All three runs: gpt-5.4-mini · OpenAI direct · image_generation quality: low · same prompt (variant B from story-source probe). Latency parity is the headline — non-square ratios are not meaningfully slower.

Verdict

Retire square as the default. The 1:1 crop forces character-dominates-frame on every beat — environment is always sacrificed. It's a worse composition for every beat tested.

Default to landscape 3:2 (1536×1024). Wins beats 1, 2, 4 outright. Strong second on beat 3. Reveals architectural context — corridors, kitchens, walls, beds, and outdoor scenes all have horizontal geometry, and landscape lets that breathe. Reads as "she is in a place" rather than "she is centered in a frame."

Hold portrait 2:3 (1024×1536) as a per-story or per-beat option. Wins on intimate interior beats (the bedroom) where the vertical composition reads as a picture-book page. Worth a follow-up probe that mixes the two within a single story — maybe per-beat: outdoor / wide → landscape; close intimate → portrait.
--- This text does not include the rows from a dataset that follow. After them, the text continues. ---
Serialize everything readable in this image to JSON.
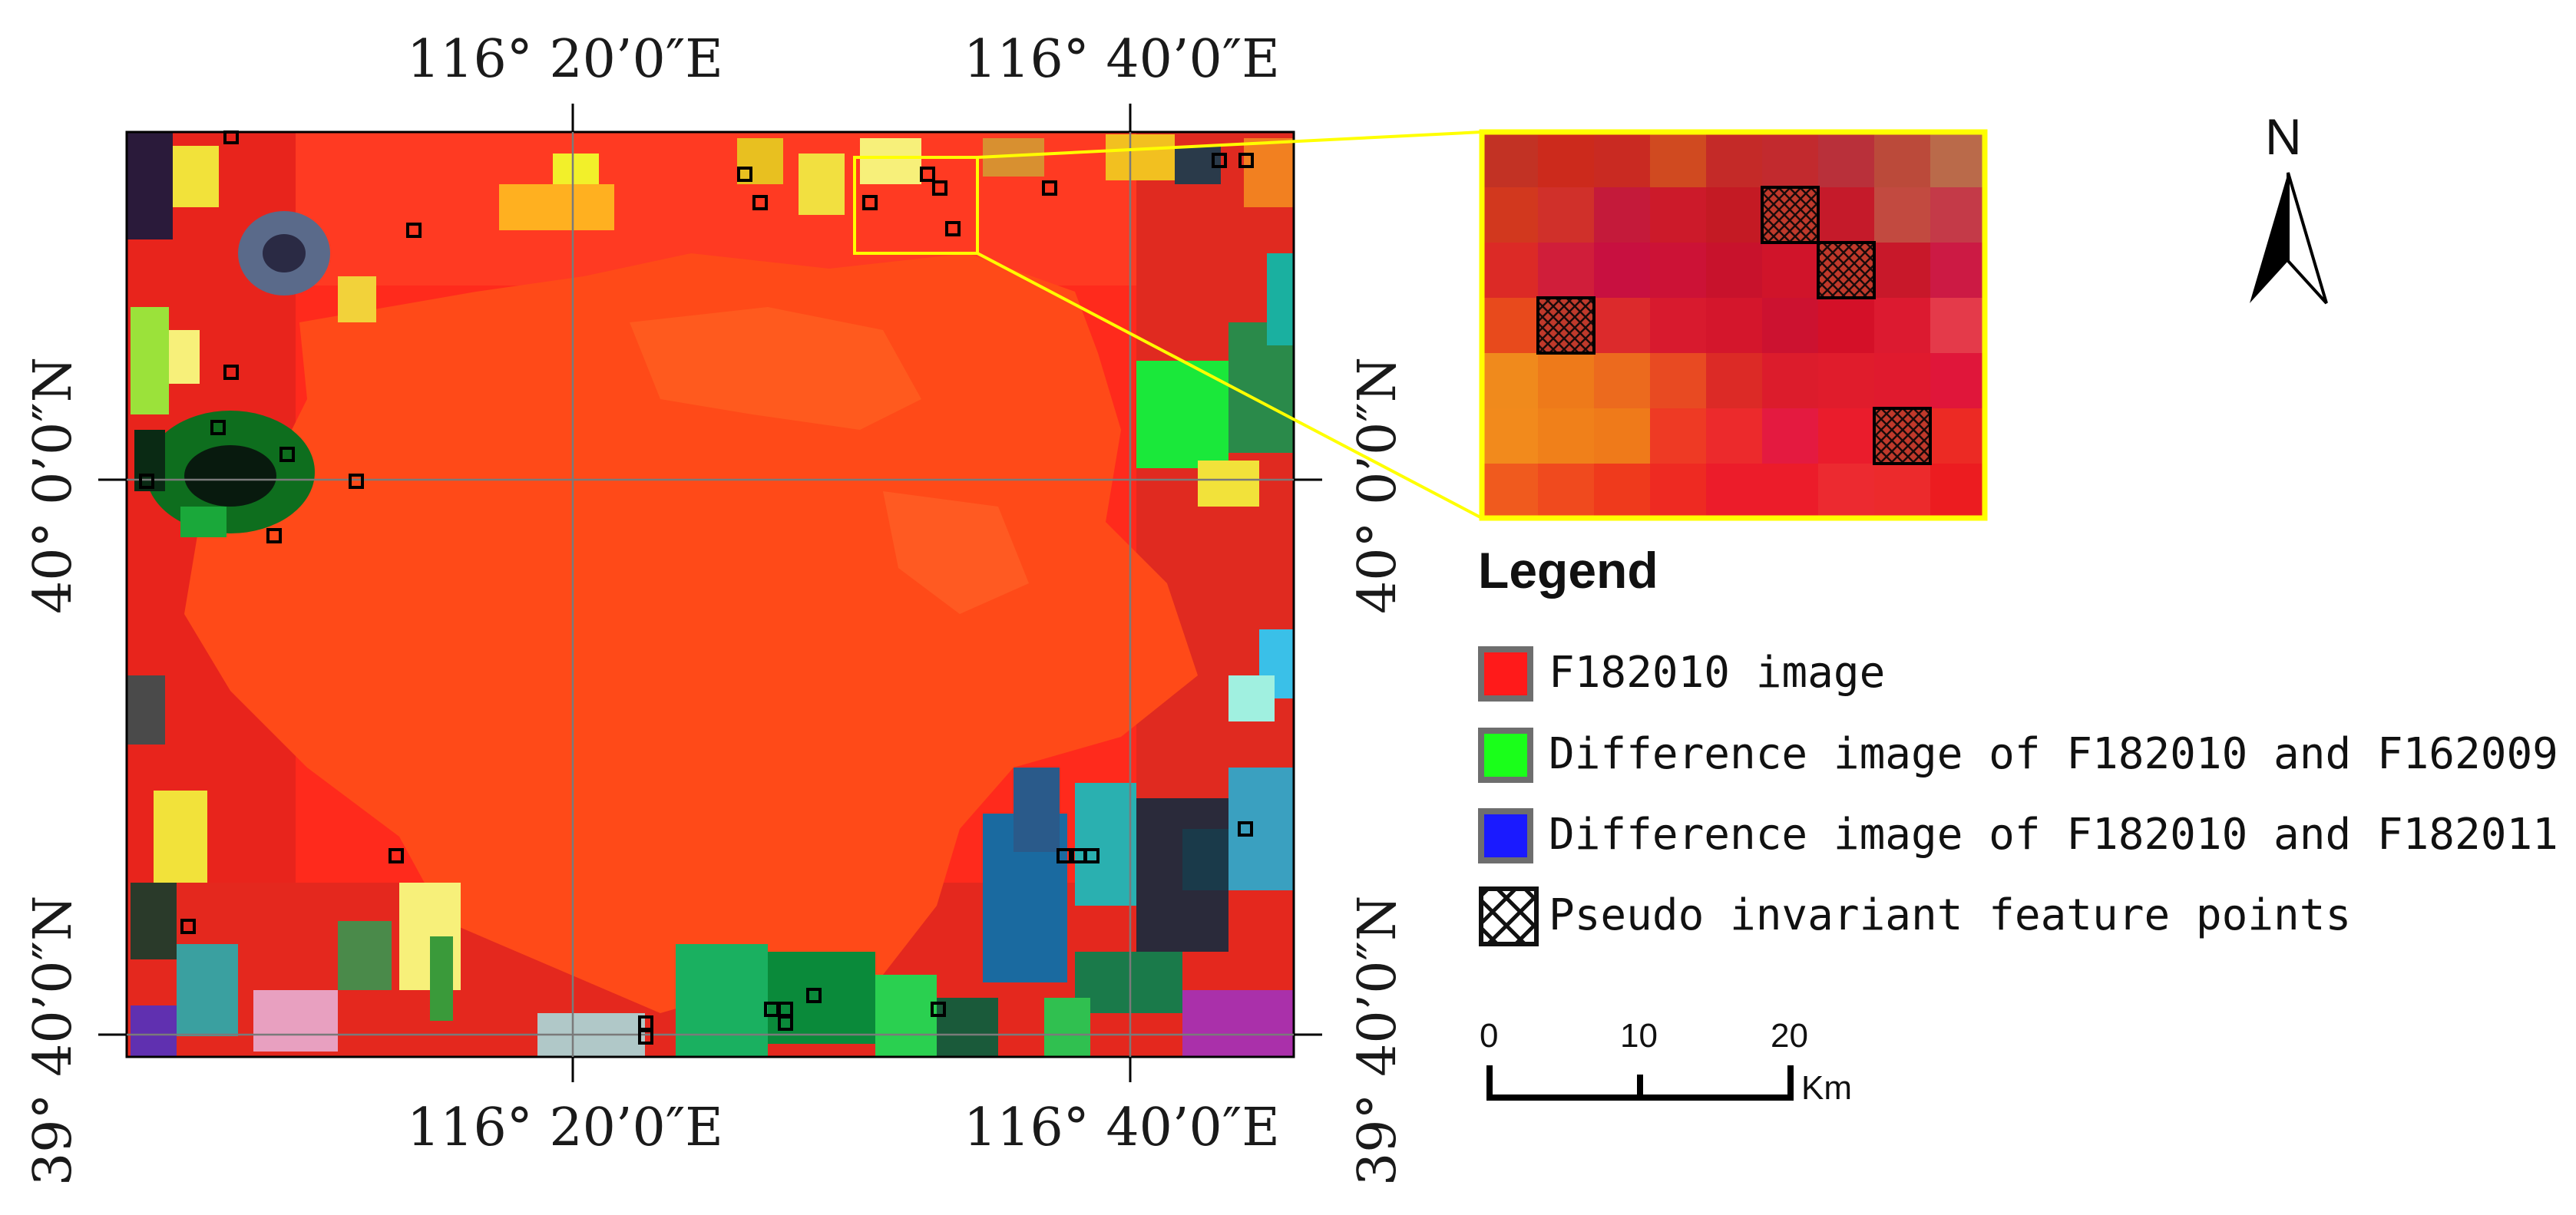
{
  "map": {
    "top_longitude_labels": [
      "116° 20’0″E",
      "116° 40’0″E"
    ],
    "bottom_longitude_labels": [
      "116° 20’0″E",
      "116° 40’0″E"
    ],
    "left_latitude_labels": [
      "40° 0’0″N",
      "39° 40’0″N"
    ],
    "right_latitude_labels": [
      "40° 0’0″N",
      "39° 40’0″N"
    ]
  },
  "legend": {
    "title": "Legend",
    "items": [
      {
        "label": "F182010 image",
        "color": "#ff1a1a",
        "pattern": "solid"
      },
      {
        "label": "Difference image of F182010 and F162009",
        "color": "#1aff1a",
        "pattern": "solid"
      },
      {
        "label": "Difference image of F182010 and F182011",
        "color": "#1a1aff",
        "pattern": "solid"
      },
      {
        "label": "Pseudo invariant feature points",
        "color": "#ffffff",
        "pattern": "crosshatch"
      }
    ]
  },
  "scale_bar": {
    "ticks": [
      "0",
      "10",
      "20"
    ],
    "unit": "Km"
  },
  "north_arrow": {
    "label": "N"
  },
  "colors": {
    "inset_border": "#ffff00",
    "background_red": "#ff3e17"
  }
}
Cost +45% per image vs square. $0.044 → $0.064 per 4-panel story at low quality. Negligible against orchestrator + extract costs. Latency is unchanged (~140s on direct OpenAI).

Caveat. This is one story (interior-heavy grief). Trip stories with outdoor vistas would lean even harder landscape. Pure single-character intimate-moment stories might favor portrait. Worth a second probe on a trip-shaped story before fully committing — but landscape is the safe default move now.